The world is divided into trauma centers that are TXA believers and those that are TXA nonbelievers. It all depends on how one interprets the CRASH-2 data and subsequent studies. Then came CRASH-3 with TXA use for patients with TBI. This large study found improved survival in patients with mild to moderate head injury when given “early.”
The group at Oregon Health Science University tried to better define this concept of “early.” They examined early vs later administration of TXA in patients with moderate to severe TBI. Note that this degree of head injury is a bit different than CRASH-3 (mild to moderate in CRASH-3 and moderate to severe in this one). This was a multicenter trial that included patients with GCS < 12 and who were hypotensive with SBP < 90. Patients received either a 1g bolus followed by a 1g infusion over 8 hours, or a 2 g bolus only. The authors subdivided these patients into early administration (<45 minutes after injury) or late (45 minutes to 2 hours after injury).
Here are the factoids:
- There were 354 patients in the early administration group and 259 in the late group
- All outcomes, including 1 month and 6 month mortality and the extended Glasgow outcome scale were not significantly different between early and late groups (exact numbers were not given)
- There was no difference in secondary complications between the groups (again, exact numbers or complication types were not given)
The authors concluded that there was no difference in outcomes in early vs later administration of TXA in these head injured patients. They suggest that patients can be given TXA anytime within two hours without loss of benefit.
Bottom line: Essentially, this ends up as a noninferiority study. The biggest question with this type of study is, do you have enough subjects to detect a significant difference? Taken to an extreme, let’s say you have 5 patients who receive a drug who are compared to 5 who did not for some mystery condition. Three who did not get the drug die (60% mortality), but only two who get it do (40% mortality). In relative terms, there was 33% decrease in mortality with the drug. But in absolute terms, it was one patient. Would anyone see this as a significant result with such small numbers?
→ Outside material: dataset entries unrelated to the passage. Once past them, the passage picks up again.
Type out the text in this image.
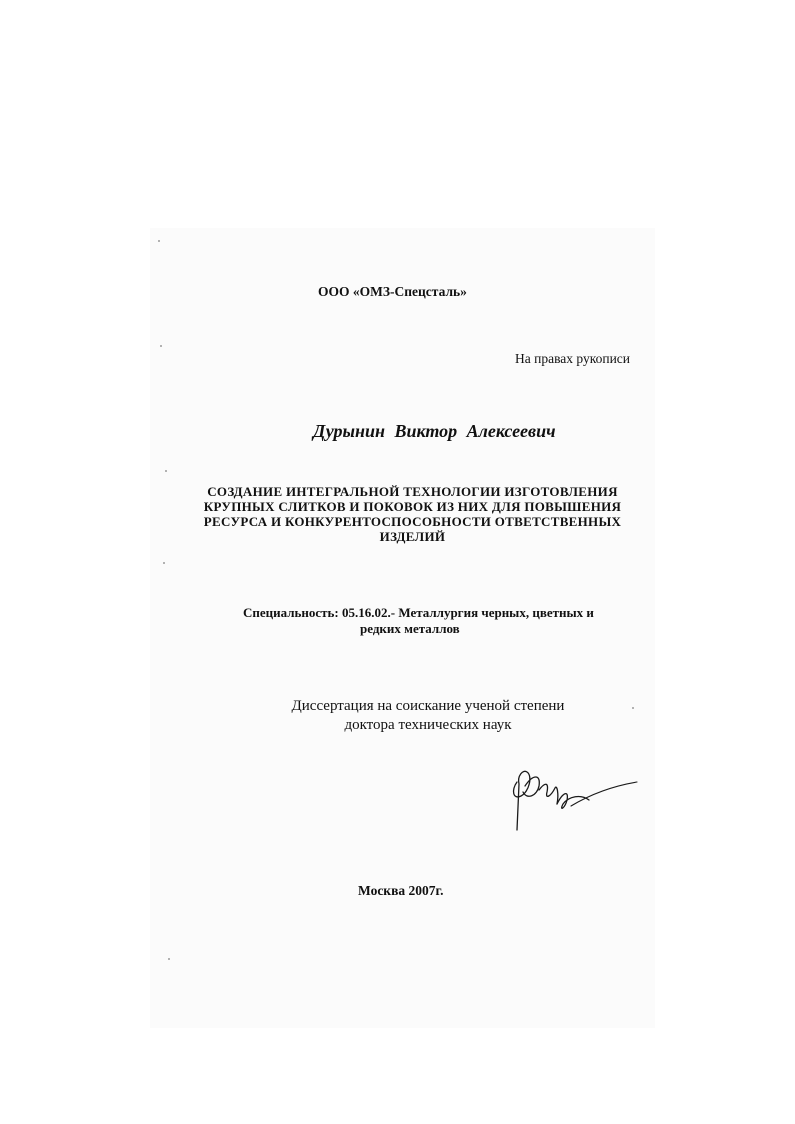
ООО «ОМЗ-Спецсталь»
На правах рукописи
Дурынин Виктор Алексеевич
СОЗДАНИЕ ИНТЕГРАЛЬНОЙ ТЕХНОЛОГИИ ИЗГОТОВЛЕНИЯ
КРУПНЫХ СЛИТКОВ И ПОКОВОК ИЗ НИХ ДЛЯ ПОВЫШЕНИЯ
РЕСУРСА И КОНКУРЕНТОСПОСОБНОСТИ ОТВЕТСТВЕННЫХ
ИЗДЕЛИЙ
Специальность: 05.16.02.- Металлургия черных, цветных и
редких металлов
Диссертация на соискание ученой степени
доктора технических наук
Москва 2007г.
But now multiply by a thousand, and 300 die without the drug and only 200 die who were given it. The relative difference is the same, but the absolute difference is beginning to look large and significant.
So the smaller study won’t meet the test of significance but the larger one will. The key question in the TXA study here is, do they have enough patients enrolled to show there is no real difference between the groups? I love doing back of the napkin power analyses, and I admit I certainly don’t have all the numbers and probabilities needed for a precise calculation. But the groups sizes in this study (354 vs 259) seem a bit small to achieve significance unless there are large disparities in outcomes.
I certainly recognize that it’s just not possible to put all the relevant information for a research project into a four paragraph abstract. One would need to be able to submit 12 slide PowerPoint decks. So I’m sure more info will be available as I take in the presentation next Friday.
Here are my questions for the authors and presenter:
- The study is nicely designed as a randomized, double-blind trial, but how did you blind one vs two doses? Did everyone get an infusion of something, TXA vs saline?
- Why did you select 45 minutes as the cutoff for early vs late administration? Was this arbitrary or is it based some data?
- Show us the power analysis that demonstrates the total number of patients in the study is sufficient to show us true non-significance in your results.
- And I’m sure you will show the actual survival and complications numbers (and type) in the presentation, since they were not available in the abstract.
Reference: THE EFFECTS OF TIMING OF PREHOSPITAL TRANEXAMIC ACID ON OUTCOMES AFTER TRAUMATIC BRAIN INJURY. EAST 35th ASA, oral abstract #40.